La cadena de acontecimientos tuvo un desenlace distante de las expectativas, con una recomposición del equipo de gobierno minima: solo Defensa y Jefatura de Gabinete cuando se hablaba de hasta seis cambios en el equipo de gobierno. El escepticismo en torno al reordenamiento ministerial elevó la barrera que se opone a la re-re-re del presidente el año que viene pues impacta en su credibilidad. Las encuestas muestran que la disconformidad con una re-re-re crece y que para el gobierno ya no es suficiente el ¨voto duro¨, con su mayor parte en áreas periurbanas y rurales, para garantizar la victoria en una elección. Consciente de esta realidad, la oposición ahora apunta a una pieza mayor: colocar al presidente en la camisa de fuerza del 21 de febrero para que desista de candidatear. Los meses que vendrán no auguran un gran sosiego.

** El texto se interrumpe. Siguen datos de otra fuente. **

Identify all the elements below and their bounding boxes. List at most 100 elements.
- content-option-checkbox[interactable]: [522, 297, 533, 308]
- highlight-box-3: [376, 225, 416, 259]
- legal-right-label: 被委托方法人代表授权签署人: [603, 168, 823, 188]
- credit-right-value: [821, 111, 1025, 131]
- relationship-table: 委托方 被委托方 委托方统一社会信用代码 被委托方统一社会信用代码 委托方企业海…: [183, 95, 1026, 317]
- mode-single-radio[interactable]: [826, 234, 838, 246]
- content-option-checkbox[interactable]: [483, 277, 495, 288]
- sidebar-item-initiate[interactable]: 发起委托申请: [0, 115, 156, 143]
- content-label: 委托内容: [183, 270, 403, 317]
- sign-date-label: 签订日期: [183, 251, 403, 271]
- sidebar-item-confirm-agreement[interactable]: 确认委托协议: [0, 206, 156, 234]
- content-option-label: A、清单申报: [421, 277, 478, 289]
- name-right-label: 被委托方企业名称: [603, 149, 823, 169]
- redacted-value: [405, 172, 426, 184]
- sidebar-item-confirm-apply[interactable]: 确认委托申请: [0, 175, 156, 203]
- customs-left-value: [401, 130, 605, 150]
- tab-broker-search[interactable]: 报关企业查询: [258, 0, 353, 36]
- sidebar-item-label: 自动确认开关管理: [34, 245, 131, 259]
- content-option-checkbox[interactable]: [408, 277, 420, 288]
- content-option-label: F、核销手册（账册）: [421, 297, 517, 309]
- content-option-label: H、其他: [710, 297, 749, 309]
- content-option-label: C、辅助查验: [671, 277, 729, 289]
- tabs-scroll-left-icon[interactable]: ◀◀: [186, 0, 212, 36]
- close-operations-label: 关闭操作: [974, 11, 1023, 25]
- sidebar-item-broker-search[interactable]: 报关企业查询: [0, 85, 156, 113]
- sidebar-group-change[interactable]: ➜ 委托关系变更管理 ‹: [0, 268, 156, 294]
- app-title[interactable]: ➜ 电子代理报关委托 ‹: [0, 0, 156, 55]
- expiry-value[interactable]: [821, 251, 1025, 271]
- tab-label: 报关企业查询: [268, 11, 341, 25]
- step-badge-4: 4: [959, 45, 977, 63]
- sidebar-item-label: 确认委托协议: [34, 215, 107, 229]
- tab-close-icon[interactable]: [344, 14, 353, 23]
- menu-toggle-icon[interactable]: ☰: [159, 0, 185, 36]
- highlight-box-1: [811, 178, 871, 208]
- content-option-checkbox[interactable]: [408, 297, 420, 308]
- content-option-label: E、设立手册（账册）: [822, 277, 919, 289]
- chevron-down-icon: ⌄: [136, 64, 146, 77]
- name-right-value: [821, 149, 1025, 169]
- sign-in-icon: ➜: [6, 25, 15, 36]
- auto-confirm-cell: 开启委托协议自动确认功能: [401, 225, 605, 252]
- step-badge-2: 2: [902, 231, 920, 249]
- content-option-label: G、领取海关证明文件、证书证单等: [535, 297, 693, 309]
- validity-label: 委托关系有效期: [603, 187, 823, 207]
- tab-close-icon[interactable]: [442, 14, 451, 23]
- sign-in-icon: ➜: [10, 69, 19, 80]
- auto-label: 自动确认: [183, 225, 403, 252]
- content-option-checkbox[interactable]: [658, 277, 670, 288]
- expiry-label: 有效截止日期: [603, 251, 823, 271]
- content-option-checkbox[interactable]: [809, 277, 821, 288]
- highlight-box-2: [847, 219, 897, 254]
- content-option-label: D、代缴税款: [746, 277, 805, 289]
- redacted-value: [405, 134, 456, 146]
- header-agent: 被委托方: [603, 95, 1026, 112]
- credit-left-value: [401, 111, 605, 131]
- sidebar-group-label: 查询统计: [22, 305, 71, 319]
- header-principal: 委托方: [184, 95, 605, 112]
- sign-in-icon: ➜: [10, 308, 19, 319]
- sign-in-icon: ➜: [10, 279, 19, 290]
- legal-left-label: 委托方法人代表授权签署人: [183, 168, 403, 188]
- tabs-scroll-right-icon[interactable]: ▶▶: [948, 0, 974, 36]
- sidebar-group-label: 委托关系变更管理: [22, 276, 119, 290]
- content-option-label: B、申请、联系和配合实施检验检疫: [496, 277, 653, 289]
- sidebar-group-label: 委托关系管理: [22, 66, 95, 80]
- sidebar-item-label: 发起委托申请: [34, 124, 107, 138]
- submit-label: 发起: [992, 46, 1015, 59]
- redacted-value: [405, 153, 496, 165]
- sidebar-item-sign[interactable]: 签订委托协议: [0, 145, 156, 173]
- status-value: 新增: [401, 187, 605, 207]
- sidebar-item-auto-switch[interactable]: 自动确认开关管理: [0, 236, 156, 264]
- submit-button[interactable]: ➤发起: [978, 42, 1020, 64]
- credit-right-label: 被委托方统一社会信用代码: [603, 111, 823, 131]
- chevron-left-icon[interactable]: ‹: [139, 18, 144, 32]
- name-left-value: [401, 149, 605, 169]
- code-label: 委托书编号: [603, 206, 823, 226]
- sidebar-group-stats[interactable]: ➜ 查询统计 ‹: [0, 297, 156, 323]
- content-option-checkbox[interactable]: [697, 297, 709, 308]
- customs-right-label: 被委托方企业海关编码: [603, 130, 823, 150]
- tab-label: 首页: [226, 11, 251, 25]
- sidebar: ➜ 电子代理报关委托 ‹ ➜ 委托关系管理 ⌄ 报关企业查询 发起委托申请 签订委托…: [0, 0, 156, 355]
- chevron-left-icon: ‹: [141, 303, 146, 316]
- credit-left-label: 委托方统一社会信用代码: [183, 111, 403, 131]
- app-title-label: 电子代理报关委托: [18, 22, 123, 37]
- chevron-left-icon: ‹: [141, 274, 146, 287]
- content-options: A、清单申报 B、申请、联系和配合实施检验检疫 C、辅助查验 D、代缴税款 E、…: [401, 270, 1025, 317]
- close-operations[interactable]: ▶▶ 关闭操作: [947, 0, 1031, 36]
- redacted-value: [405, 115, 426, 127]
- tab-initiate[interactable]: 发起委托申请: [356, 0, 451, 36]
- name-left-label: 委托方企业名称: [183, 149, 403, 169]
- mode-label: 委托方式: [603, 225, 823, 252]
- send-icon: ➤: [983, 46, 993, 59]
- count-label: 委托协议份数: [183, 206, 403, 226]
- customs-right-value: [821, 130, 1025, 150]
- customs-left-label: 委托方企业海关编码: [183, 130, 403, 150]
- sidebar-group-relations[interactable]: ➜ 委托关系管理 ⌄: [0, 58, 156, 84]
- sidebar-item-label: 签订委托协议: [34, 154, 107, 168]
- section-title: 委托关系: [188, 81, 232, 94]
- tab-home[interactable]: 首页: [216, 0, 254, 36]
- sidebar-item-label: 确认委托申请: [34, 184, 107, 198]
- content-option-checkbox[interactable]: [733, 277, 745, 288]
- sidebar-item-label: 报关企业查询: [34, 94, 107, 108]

El fenómeno no se circunscribe a Bolivia. La tendencia coincide con la decadencia del Socialismo del Siglo XXI que durante algunos años pareció la corriente indetenible del continente. Había emergido como heredera civilizada del Socialismo Real que, con gulags, hambrunas, y una represión política feroz en la que sucumbieron millones, escenificó la mayor tragedia política del siglo 20. Tres años después de la caída del Muro de Berlín, se hundió la Unión Soviética. Sociólogos e historiadores todavía enfrentan una tarea compleja para explicar y detallar el fracaso de una promesa forjadora de hazañas que afirmaba la creencia de que su triunfo planetario sería inevitable: el primer satélite artificial, el primer hombre en el espacio, sondas a la Luna y un arsenal nuclear que hacía temblar a Europa. Empero, el ciudadano corriente no podía aspirar a una batidora eléctrica que el capitalismo producía a raudales. Cuando el muro colapsó, la URSS se vio frente a la Alemania reunificada de sus pesadillas. En menos de tres años se fragmentó y exhibió lo que había logrado disimular: Rusia era todavía un país subdesarrollado, con una rémora de atrasos sociales y políticos que, 30 años después, aún lucha por superar. Su PIB actual es de 2,1 billones de dólares. El de Brasil es de 3,1 billones de dólares y el per cápita de ambos muy parecido, con cien dólares a favor de Rusia, que tiene 70 millones de habitantes menos.

Para América Latina, en algunos de cuyos centros estudiantiles y académicos deliberadamente se ignoran o se desdeñan aquellos capítulos esenciales de la historia, una pregunta aguarda respuesta: ¿podrán venezolanos, bolivianos o nicaraguenses lo que la gigantesca URSS no pudo y convertirse en potencias industriales modernas? Si la respuesta es Cuba, nadie quiere seguir el ejemplo, o nadie lo declara en público. Lo que ocurre en Venezuela es un vergonzoso fracaso histórico.

La percepción realista de muchos bolivianos sobre la vida en esas latitudes actúa como antídoto poderoso para las proclamas aisladas del gobierno del presidente Morales incitando a sus seguidores a emprender ese camino. El puño izquierdo en alto y la arenga de ¨patria o muerte¨ se desmoronan ante una invitación para emigrar en serio a La Habana o a Caracas.

En el fondo, una explicación para la obstinación de los líderes socialistas del Siglo XXI por mantener las riendas del poder es el desamparo en que podrían encontrarse cuando la dirección de las olas cambie. La condena con yapa impuesta esta semana a Luiz Inácio Lula da Silva por un juez que lo acusa de corrupción es una señal de alarma general.

A Maduro, también afanado en reelegirse, se le vio sonreir lisonjeado al comentar que sus opositores lo apodan de ¨Stalin¨, no solo por los  bigotes. Es posible que la ejecución de Oscar Pérez ocurrida hace pocos días se encuentre entre los cargos que podría enfrentar ante un eventual tribunal internacional. Una perspectiva similar puede asomarse para todos los que se han sentido amos del poder bajo el que se han cometido delitos de lesa humanidad.